The median of $\dfrac{x}{5}$, $\dfrac{x}{4}$, $\dfrac{x}{3}$, $\dfrac{x}{2}$, $x$$\left( {x > 0} \right)$ is $8$, then find the value of x.
a) $24$
b) $32$
c) $8$
d) $16$
e) $40$

Answer 1

Hint: Median is the middle number in a sorted, ascending or descending, list of numbers and in case of a data system, the median is also based on the frequency of the data. We are given the median of five numbers consisting of variable x and we have to find the value of x. So, we will first find the value of median in x and then equate it with the given value.

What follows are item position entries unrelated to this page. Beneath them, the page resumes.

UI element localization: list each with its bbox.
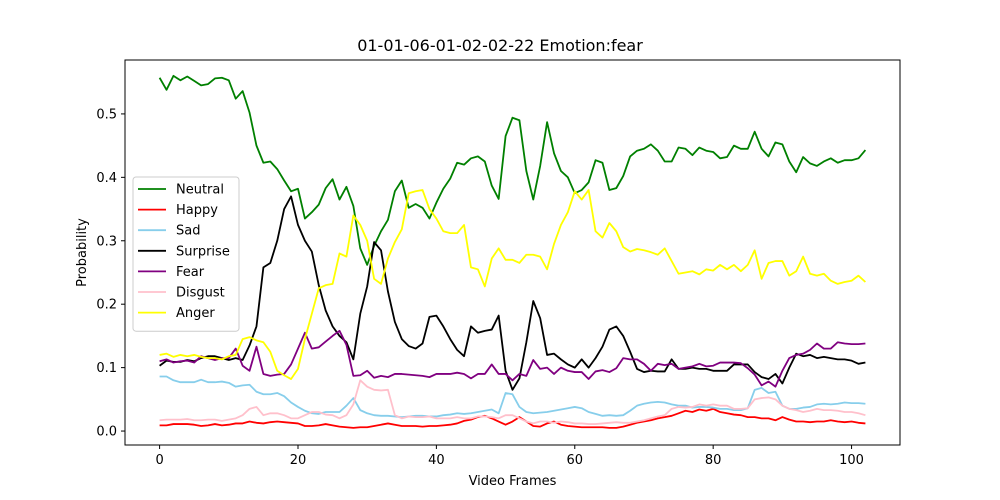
legend-label-surprise: Surprise (176, 244, 230, 259)
legend: Neutral Happy Sad Surprise Fear Disgust Anger (132, 176, 240, 332)
legend-label-fear: Fear (176, 265, 205, 280)
legend-label-disgust: Disgust (176, 286, 225, 301)
series-line-anger (159, 189, 867, 380)
legend-label-sad: Sad (176, 224, 200, 239)
y-tick-label: 0.1 (96, 361, 117, 376)
chart-title: 01-01-06-01-02-02-22 Emotion:fear (357, 36, 643, 55)
x-axis-title: Video Frames (469, 474, 557, 489)
plot-frame (124, 59, 901, 446)
series-line-fear (159, 329, 866, 388)
x-tick-label: 20 (290, 453, 307, 468)
y-tick-label: 0.4 (96, 171, 117, 186)
legend-label-anger: Anger (176, 306, 215, 321)
legend-label-happy: Happy (176, 203, 218, 218)
x-tick-label: 100 (839, 453, 864, 468)
x-axis: 0 20 40 60 80 100 (155, 445, 864, 468)
x-tick-label: 60 (567, 453, 584, 468)
y-axis-title: Probability (75, 218, 90, 287)
series-line-surprise (159, 195, 866, 391)
y-tick-label: 0.3 (96, 234, 117, 249)
series-line-neutral (158, 74, 867, 266)
x-tick-label: 0 (155, 453, 163, 468)
series-layer (158, 74, 867, 429)
y-tick-label: 0.5 (96, 107, 117, 122)
x-tick-label: 80 (705, 453, 722, 468)
series-line-happy (159, 407, 866, 429)
y-tick-label: 0.0 (96, 425, 117, 440)
series-line-disgust (159, 379, 866, 425)
legend-label-neutral: Neutral (176, 183, 224, 198)
x-tick-label: 40 (428, 453, 445, 468)
y-axis: 0.0 0.1 0.2 0.3 0.4 0.5 (96, 107, 125, 440)
y-tick-label: 0.2 (96, 298, 117, 313)
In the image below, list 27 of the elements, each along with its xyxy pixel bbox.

Complete step by step solution: 
Given numbers are: $\dfrac{x}{5}$, $\dfrac{x}{4}$, $\dfrac{x}{3}$, $\dfrac{x}{2}$, $x$. $\left( {x > 0} \right)$
So, x is a positive number.
Hence, we can arrange all the five given numbers in ascending order as follows:
$\dfrac{x}{5}$, $\dfrac{x}{4}$, $\dfrac{x}{3}$, $\dfrac{x}{2}$, $x$
Now, the middle value from the five values arranged in ascending order is the median of the data.
So, the median of the five observations is $M = \dfrac{x}{3}$.
Also, we are given that the median is equal to $8$.
Hence, $M = \dfrac{x}{3} = 8$
$ \Rightarrow \dfrac{x}{3} = 8$
$ \Rightarrow x = 24$
Therefore, the value of $x$is $x = 24$.

Note: Median is a measure of central tendency, just as mean and mode. Mean is the average of all observations and is calculated by dividing the sum of all observations by the number of all observations. Mode is the maximum recurring value. Median of a continuous data set can be calculated using the formula $M = I + \dfrac{{\dfrac{N}{2} - cf}}{f} \times h$
Where, I is the lower limit of the median class, N is the total frequency, cf is the cumulative frequency of previous class to the median class, f is the frequency of median class, h is the width of the median class.